Department of Physiology, School of Medical Sciences, New Zealand National Eye Centre, University of Auckland, Auckland, New Zealand.
Mass Spectrometry Research Center, Vanderbilt University, Nashville, Tennessee, United States.
Invest Ophthalmol Vis Sci. 2020 Sep 1;61(11):36. doi: 10.1167/iovs.61.11.36.
The lens uses circulating fluxes of ions and water that enter the lens at both poles and exit at the equator to maintain its optical properties. We have mapped the subcellular distribution of the lens aquaporins (AQP0, AQP1, and AQP5) in these water influx and efflux zones and investigated how their membrane location is affected by changes in tension applied to the lens by the zonules.

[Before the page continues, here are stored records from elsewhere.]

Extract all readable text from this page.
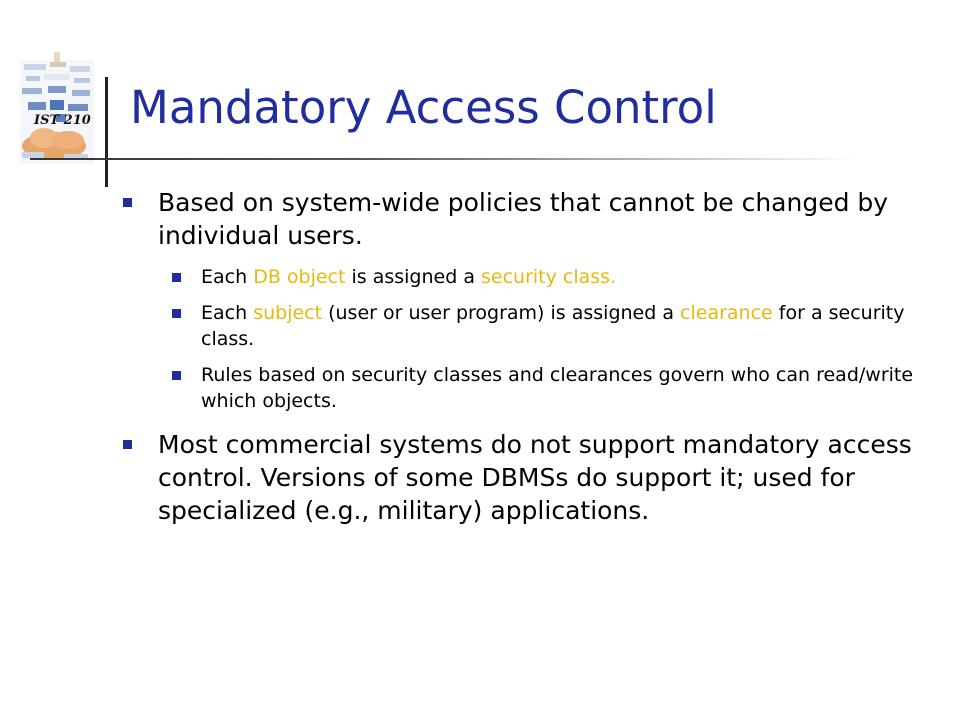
IST 210 Mandatory Access Control
Based on system-wide policies that cannot be changed by individual users.
Each DB object is assigned a security class.
Each subject (user or user program) is assigned a clearance for a security class.
Rules based on security classes and clearances govern who can read/write which objects.
Most commercial systems do not support mandatory access control. Versions of some DBMSs do support it; used for specialized (e.g., military) applications.
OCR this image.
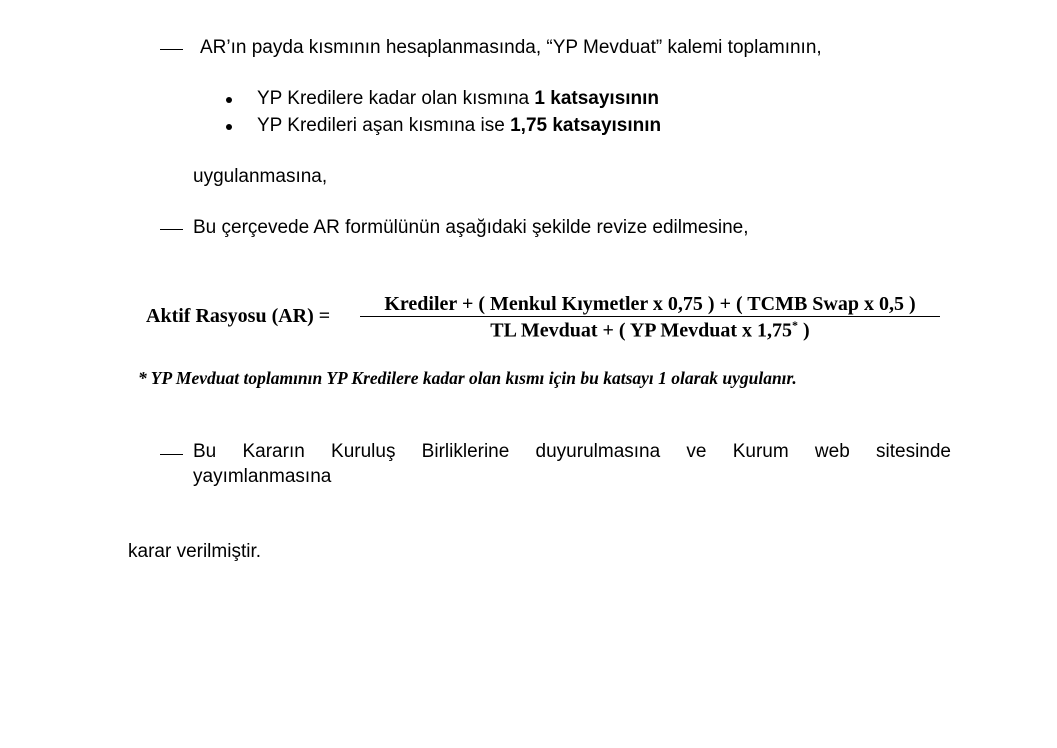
AR’ın payda kısmının hesaplanmasında, “YP Mevduat” kalemi toplamının,
YP Kredilere kadar olan kısmına 1 katsayısının
YP Kredileri aşan kısmına ise 1,75 katsayısının
uygulanmasına,
Bu çerçevede AR formülünün aşağıdaki şekilde revize edilmesine,
Aktif Rasyosu (AR) =
Krediler + ( Menkul Kıymetler x 0,75 ) + ( TCMB Swap x 0,5 )
TL Mevduat + ( YP Mevduat x 1,75* )
* YP Mevduat toplamının YP Kredilere kadar olan kısmı için bu katsayı 1 olarak uygulanır.
Bu Kararın Kuruluş Birliklerine duyurulmasına ve Kurum web sitesinde
yayımlanmasına
karar verilmiştir.
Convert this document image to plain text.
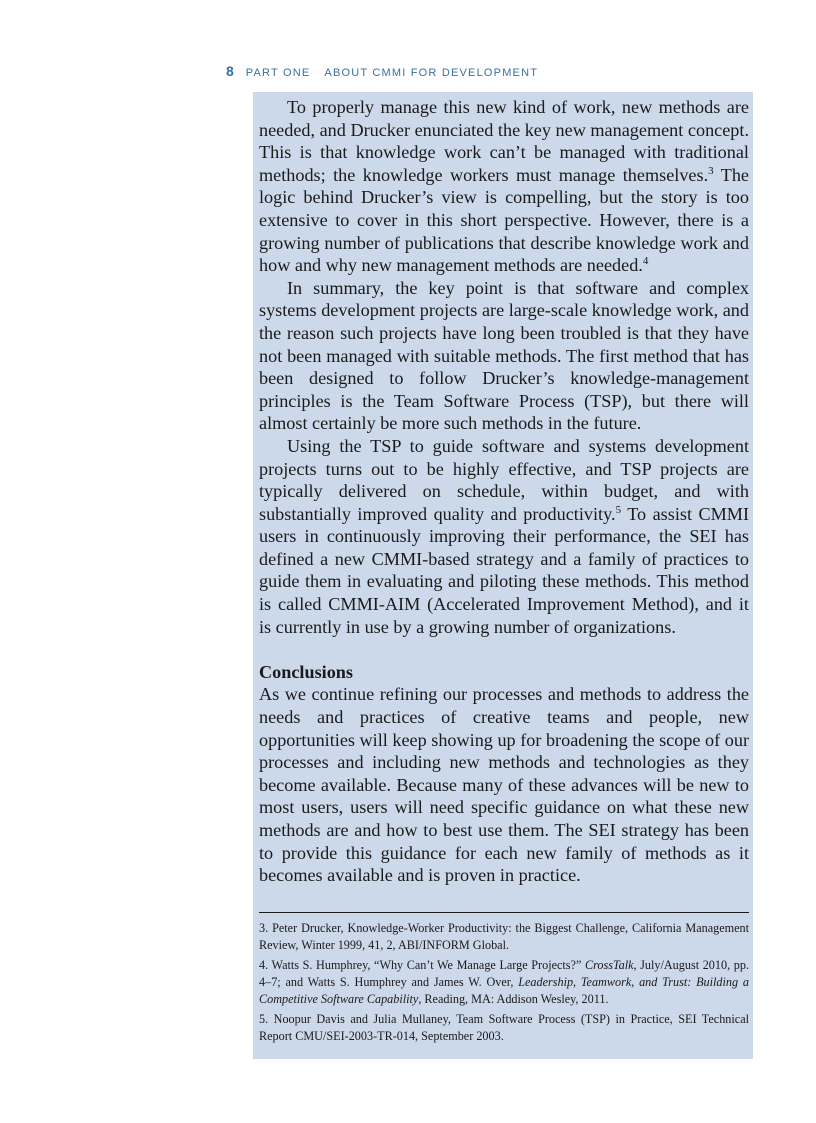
8 PART ONE ABOUT CMMI FOR DEVELOPMENT

To properly manage this new kind of work, new methods are needed, and Drucker enunciated the key new management concept. This is that knowledge work can’t be managed with traditional methods; the knowledge workers must manage themselves.$^3$ The logic behind Drucker’s view is compelling, but the story is too extensive to cover in this short perspective. However, there is a growing number of publications that describe knowledge work and how and why new management methods are needed.$^4$

In summary, the key point is that software and complex systems development projects are large-scale knowledge work, and the reason such projects have long been troubled is that they have not been managed with suitable methods. The first method that has been designed to follow Drucker’s knowledge-management principles is the Team Software Process (TSP), but there will almost certainly be more such methods in the future.

Using the TSP to guide software and systems development projects turns out to be highly effective, and TSP projects are typically delivered on schedule, within budget, and with substantially improved quality and productivity.$^5$ To assist CMMI users in continuously improving their performance, the SEI has defined a new CMMI-based strategy and a family of practices to guide them in evaluating and piloting these methods. This method is called CMMI-AIM (Accelerated Improvement Method), and it is currently in use by a growing number of organizations.

Conclusions

As we continue refining our processes and methods to address the needs and practices of creative teams and people, new opportunities will keep showing up for broadening the scope of our processes and including new methods and technologies as they become available. Because many of these advances will be new to most users, users will need specific guidance on what these new methods are and how to best use them. The SEI strategy has been to provide this guidance for each new family of methods as it becomes available and is proven in practice.

3. Peter Drucker, Knowledge-Worker Productivity: the Biggest Challenge, California Management Review, Winter 1999, 41, 2, ABI/INFORM Global.

4. Watts S. Humphrey, “Why Can’t We Manage Large Projects?” CrossTalk, July/August 2010, pp. 4–7; and Watts S. Humphrey and James W. Over, Leadership, Teamwork, and Trust: Building a Competitive Software Capability, Reading, MA: Addison Wesley, 2011.

5. Noopur Davis and Julia Mullaney, Team Software Process (TSP) in Practice, SEI Technical Report CMU/SEI-2003-TR-014, September 2003.
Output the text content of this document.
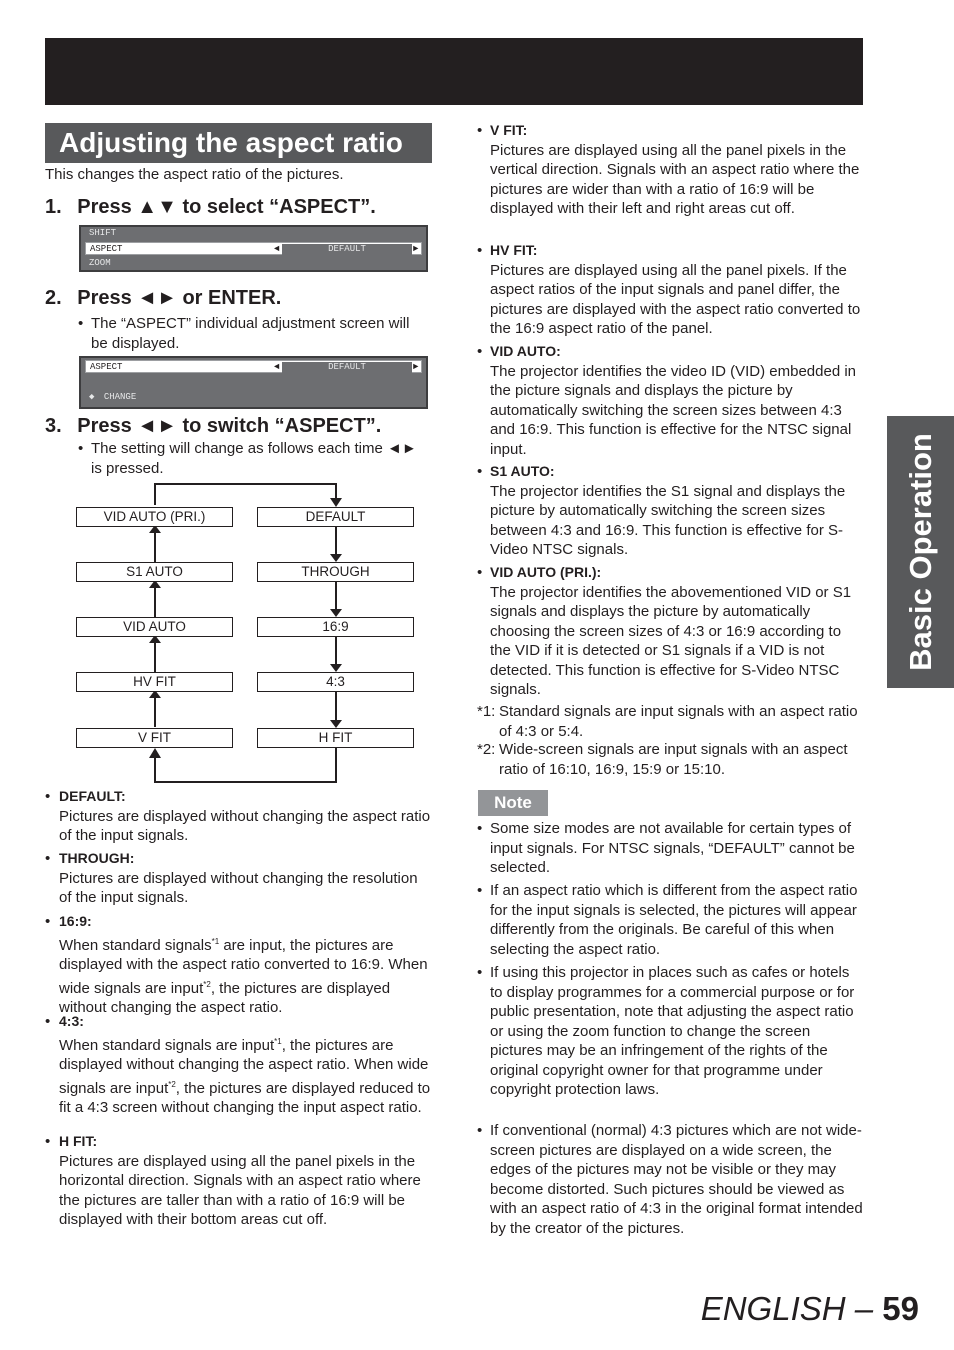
Adjusting the aspect ratio
This changes the aspect ratio of the pictures.
1. Press ▲▼ to select “ASPECT”.
SHIFT
ASPECT	◄	DEFAULT	►
ZOOM
2. Press ◄► or ENTER.
• The “ASPECT” individual adjustment screen will be displayed.
ASPECT	◄	DEFAULT	►
◆ CHANGE
3. Press ◄► to switch “ASPECT”.
• The setting will change as follows each time ◄► is pressed.
VID AUTO (PRI.)
S1 AUTO
VID AUTO
HV FIT
V FIT
DEFAULT
THROUGH
16:9
4:3
H FIT
• DEFAULT:
Pictures are displayed without changing the aspect ratio of the input signals.
• THROUGH:
Pictures are displayed without changing the resolution of the input signals.
• 16:9:
When standard signals$^{*1}$ are input, the pictures are displayed with the aspect ratio converted to 16:9. When wide signals are input$^{*2}$, the pictures are displayed without changing the aspect ratio.
• 4:3:
When standard signals are input$^{*1}$, the pictures are displayed without changing the aspect ratio. When wide signals are input$^{*2}$, the pictures are displayed reduced to fit a 4:3 screen without changing the input aspect ratio.
• H FIT:
Pictures are displayed using all the panel pixels in the horizontal direction. Signals with an aspect ratio where the pictures are taller than with a ratio of 16:9 will be displayed with their bottom areas cut off.
• V FIT:
Pictures are displayed using all the panel pixels in the vertical direction. Signals with an aspect ratio where the pictures are wider than with a ratio of 16:9 will be displayed with their left and right areas cut off.
• HV FIT:
Pictures are displayed using all the panel pixels. If the aspect ratios of the input signals and panel differ, the pictures are displayed with the aspect ratio converted to the 16:9 aspect ratio of the panel.
• VID AUTO:
The projector identifies the video ID (VID) embedded in the picture signals and displays the picture by automatically switching the screen sizes between 4:3 and 16:9. This function is effective for the NTSC signal input.
• S1 AUTO:
The projector identifies the S1 signal and displays the picture by automatically switching the screen sizes between 4:3 and 16:9. This function is effective for S-Video NTSC signals.
• VID AUTO (PRI.):
The projector identifies the abovementioned VID or S1 signals and displays the picture by automatically choosing the screen sizes of 4:3 or 16:9 according to the VID if it is detected or S1 signals if a VID is not detected. This function is effective for S-Video NTSC signals.
*1: Standard signals are input signals with an aspect ratio of 4:3 or 5:4.
*2: Wide-screen signals are input signals with an aspect ratio of 16:10, 16:9, 15:9 or 15:10.
Note
• Some size modes are not available for certain types of input signals. For NTSC signals, “DEFAULT” cannot be selected.
• If an aspect ratio which is different from the aspect ratio for the input signals is selected, the pictures will appear differently from the originals. Be careful of this when selecting the aspect ratio.
• If using this projector in places such as cafes or hotels to display programmes for a commercial purpose or for public presentation, note that adjusting the aspect ratio or using the zoom function to change the screen pictures may be an infringement of the rights of the original copyright owner for that programme under copyright protection laws.
• If conventional (normal) 4:3 pictures which are not wide-screen pictures are displayed on a wide screen, the edges of the pictures may not be visible or they may become distorted. Such pictures should be viewed as with an aspect ratio of 4:3 in the original format intended by the creator of the pictures.
Basic Operation
ENGLISH – 59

Immunohistochemistry using AQP antibodies was performed on axial sections obtained from rat lenses that had been removed from the eye and then fixed or were fixed in situ to maintain zonular tension. Zonular tension was pharmacologically modulated by applying either tropicamide (increased) or pilocarpine (decreased). AQP labeling was visualized using confocal microscopy.
Modulation of zonular tension had no effect on AQP1 or AQP0 labeling in either the water efflux or influx zones. In contrast, AQP5 labeling changed from membranous to cytoplasmic in response to both mechanical and pharmacologically induced reductions in zonular tension in both the efflux zone and anterior (but not posterior) influx zone associated with the lens sutures.
Altering zonular tension dynamically regulates the membrane trafficking of AQP5 in the efflux and anterior influx zones to potentially change the magnitude of circulating water fluxes in the lens.
晶状体通过两极处进入和赤道处流出的离子和水流循环来维持其光学特性。我们已经绘制了这些水流入和流出区域的晶状体水通道蛋白(AQP0、AQP1 和 AQP5)的亚细胞分布,并研究了它们的膜定位如何受到悬韧带对晶状体施加的张力变化的影响。
使用 AQP 抗体对从眼球中取出并固定或原位固定以保持悬韧带张力的大鼠晶状体的轴向切片进行免疫组织化学染色。通过应用托品酰胺(增加)或毛果芸香碱(减少)来药理学调节悬韧带张力。使用共聚焦显微镜观察 AQP 标记。
悬韧带张力的调节对水流出或流入区的 AQP1 或 AQP0 标记没有影响。相比之下,AQP5 标记在机械和药理学诱导的悬韧带张力降低时,从前部(但不是后部)流入区和与晶状体缝线相关的流出区从膜状变为细胞质状。
动态改变悬韧带张力调节了流出和前部流入区 AQP5 的膜运输,从而可能改变晶状体中循环水通量的大小。